The Europol Cybercrime Centre and the FBI teamed up to bring down the Beebone botnet, a custom operation that installed malware on unknowing victims. At least 12,000 machines were infected - with an estimate up to 100,000 zombie PCs - hijacked by cybercriminals. The malware was used to collect stolen passwords and download third-party applications onto victim PCs, officials noted.
"The fact that it [the malware] is complicated suggests that it could be used for more targeted attacks," said Paul Docherty, director of Portcullis Security, recently told the BBC. "If those responsible were able to harness similar difficult-to-detect code they could potentially move the point of attack from home users to corporate users or other entities which typically hold large amounts of sensitive, valuable data."
The polymorphous malware utilized its unique ability to change its "shape" so it was better able to evade cybersecurity defenses - and continue hijacking new users.
TV5Monde in France suffered a major cyberattack that led to hijacked websites and social media accounts, along with causing a three-hour broadcast blackout. The Cyber Caliphate, a pro-ISIS hacker group, didn't take public responsibility for the attack - but pro-ISIS images and "hacked by an Islamist group" markings were left on compromised accounts.
"We are no longer able to broadcast any of our channels. Our websites and social media sites are no longer under our control and are all displaying claims of responsibility by Islamic State," said Yves Bigot, TV5Monde director general, told the AFP.

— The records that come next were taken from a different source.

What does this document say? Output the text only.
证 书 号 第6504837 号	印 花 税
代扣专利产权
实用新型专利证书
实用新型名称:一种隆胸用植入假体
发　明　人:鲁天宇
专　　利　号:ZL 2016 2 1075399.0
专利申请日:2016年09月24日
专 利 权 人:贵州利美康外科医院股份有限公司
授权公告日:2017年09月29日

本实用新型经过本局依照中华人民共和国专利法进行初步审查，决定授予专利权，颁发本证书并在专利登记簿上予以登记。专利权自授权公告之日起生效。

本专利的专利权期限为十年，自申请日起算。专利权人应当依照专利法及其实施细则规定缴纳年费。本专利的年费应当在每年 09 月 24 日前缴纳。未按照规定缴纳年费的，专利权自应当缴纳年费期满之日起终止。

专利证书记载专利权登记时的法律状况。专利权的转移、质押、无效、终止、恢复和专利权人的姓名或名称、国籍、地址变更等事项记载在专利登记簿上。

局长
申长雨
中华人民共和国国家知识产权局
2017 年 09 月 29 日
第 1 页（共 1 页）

France's culture minister will host an emergency meeting with major French media groups so they are able to study their cybersecurity protocols. A terrorism investigation has been opened by the Paris prosecutor's office following the cyberattack, which is the most sophisticated shown by the Islamic State.

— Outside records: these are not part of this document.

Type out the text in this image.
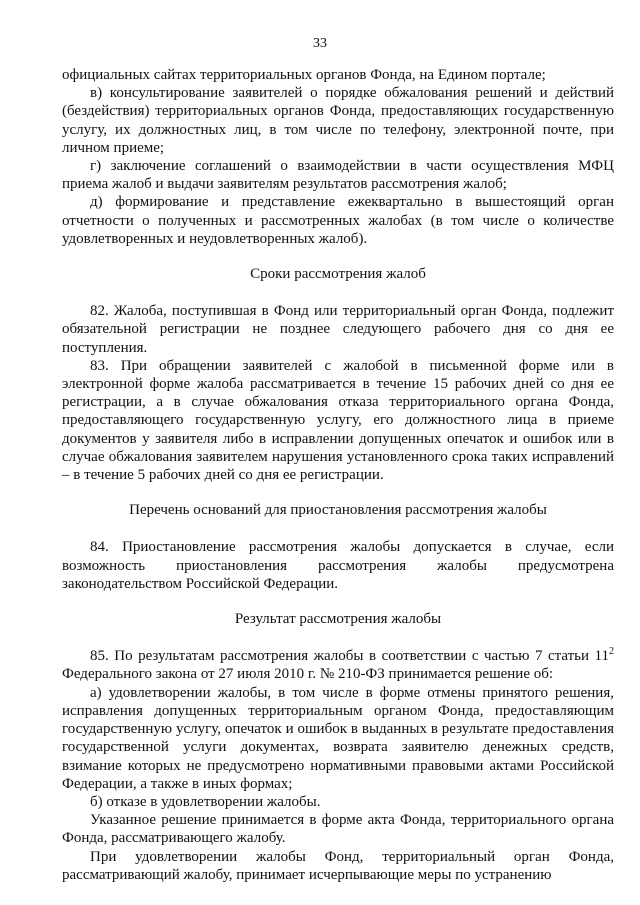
33

официальных сайтах территориальных органов Фонда, на Едином портале;

в) консультирование заявителей о порядке обжалования решений и действий (бездействия) территориальных органов Фонда, предоставляющих государственную услугу, их должностных лиц, в том числе по телефону, электронной почте, при личном приеме;

г) заключение соглашений о взаимодействии в части осуществления МФЦ приема жалоб и выдачи заявителям результатов рассмотрения жалоб;

д) формирование и представление ежеквартально в вышестоящий орган отчетности о полученных и рассмотренных жалобах (в том числе о количестве удовлетворенных и неудовлетворенных жалоб).

Сроки рассмотрения жалоб

82. Жалоба, поступившая в Фонд или территориальный орган Фонда, подлежит обязательной регистрации не позднее следующего рабочего дня со дня ее поступления.

83. При обращении заявителей с жалобой в письменной форме или в электронной форме жалоба рассматривается в течение 15 рабочих дней со дня ее регистрации, а в случае обжалования отказа территориального органа Фонда, предоставляющего государственную услугу, его должностного лица в приеме документов у заявителя либо в исправлении допущенных опечаток и ошибок или в случае обжалования заявителем нарушения установленного срока таких исправлений – в течение 5 рабочих дней со дня ее регистрации.

Перечень оснований для приостановления рассмотрения жалобы

84. Приостановление рассмотрения жалобы допускается в случае, если возможность приостановления рассмотрения жалобы предусмотрена законодательством Российской Федерации.

Результат рассмотрения жалобы

85. По результатам рассмотрения жалобы в соответствии с частью 7 статьи $11^2$ Федерального закона от 27 июля 2010 г. № 210-ФЗ принимается решение об:

а) удовлетворении жалобы, в том числе в форме отмены принятого решения, исправления допущенных территориальным органом Фонда, предоставляющим государственную услугу, опечаток и ошибок в выданных в результате предоставления государственной услуги документах, возврата заявителю денежных средств, взимание которых не предусмотрено нормативными правовыми актами Российской Федерации, а также в иных формах;

б) отказе в удовлетворении жалобы.

Указанное решение принимается в форме акта Фонда, территориального органа Фонда, рассматривающего жалобу.

При удовлетворении жалобы Фонд, территориальный орган Фонда, рассматривающий жалобу, принимает исчерпывающие меры по устранению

Ransomware infections tend to be a frightening scenario for businesses often caught off-guard when an employee mistakenly compromises a workplace machine.
Cybersecurity experts are increasingly worried about ransomware, one of the fastest rising hacker-related crimes, which demands a ransom payment in exchange for files held hostage. The traditional method of infection is a malicious file attached to an email, but criminals are finding ways to point victims to hijacked websites.

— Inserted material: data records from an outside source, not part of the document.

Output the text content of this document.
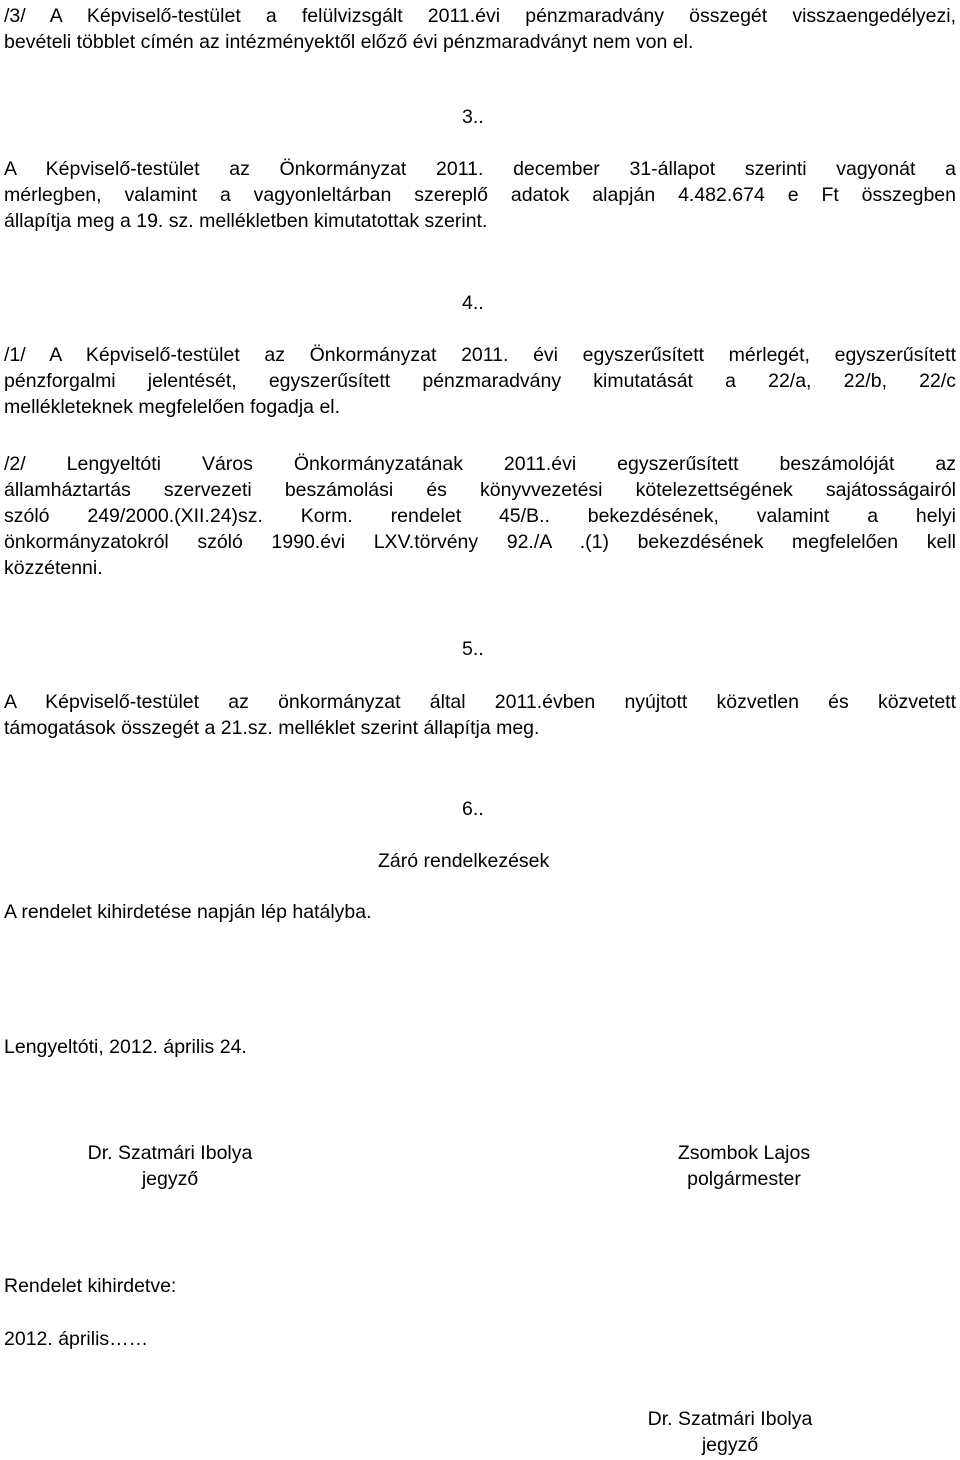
/3/ A Képviselő-testület a felülvizsgált 2011.évi pénzmaradvány összegét visszaengedélyezi,
bevételi többlet címén az intézményektől előző évi pénzmaradványt nem von el.
3..
A Képviselő-testület az Önkormányzat 2011. december 31-állapot szerinti vagyonát a
mérlegben, valamint a vagyonleltárban szereplő adatok alapján 4.482.674 e Ft összegben
állapítja meg a 19. sz. mellékletben kimutatottak szerint.
4..
/1/ A Képviselő-testület az Önkormányzat 2011. évi egyszerűsített mérlegét, egyszerűsített
pénzforgalmi jelentését, egyszerűsített pénzmaradvány kimutatását a 22/a, 22/b, 22/c
mellékleteknek megfelelően fogadja el.
/2/ Lengyeltóti Város Önkormányzatának 2011.évi egyszerűsített beszámolóját az
államháztartás szervezeti beszámolási és könyvvezetési kötelezettségének sajátosságairól
szóló 249/2000.(XII.24)sz. Korm. rendelet 45/B.. bekezdésének, valamint a helyi
önkormányzatokról szóló 1990.évi LXV.törvény 92./A .(1) bekezdésének megfelelően kell
közzétenni.
5..
A Képviselő-testület az önkormányzat által 2011.évben nyújtott közvetlen és közvetett
támogatások összegét a 21.sz. melléklet szerint állapítja meg.
6..
Záró rendelkezések
A rendelet kihirdetése napján lép hatályba.
Lengyeltóti, 2012. április 24.
Dr. Szatmári Ibolya
jegyző
Zsombok Lajos
polgármester
Rendelet kihirdetve:
2012. április……
Dr. Szatmári Ibolya
jegyző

Unless home users or companies have data backed up, and are careful of emails opened and websites visited, ransomware can prove especially catastrophic. Even though US government and private sector cybersecurity experts warn against paying ransoms, many companies choose to pay the ransom and move on.
The Russian government is being blamed for hacking into a computer system used by the White House, and the hackers were able to view classified information. It's possible the cyber intrusion, with alleged ties to the US State Department breach, was in retaliation for sanctions against Russia.
However, White House officials didn't specifically single out Russia for launching the cyberattack - but there is an active investigation by the Secret Service, FBI and US intelligence agencies. "In this case, as we made clear at the time, we took immediate measures to evaluate and mitigate the activity," said Mark Stroh, National Security Council spokesman. "As has been our position, we are not going to comment on [this] article's attribution to specific actors."
Not surprisingly, the Kremlin has issued a statement saying Russia is a constant scapegoat for organized cyberattacks: "In regard to CNN's sources, I don't know who their sources are," said Dmitry Peskov, spokesman for Russian President Vladimir Putin, in a statement published by RT. "We know that blaming everything on Russia has already turned into some sort of sport."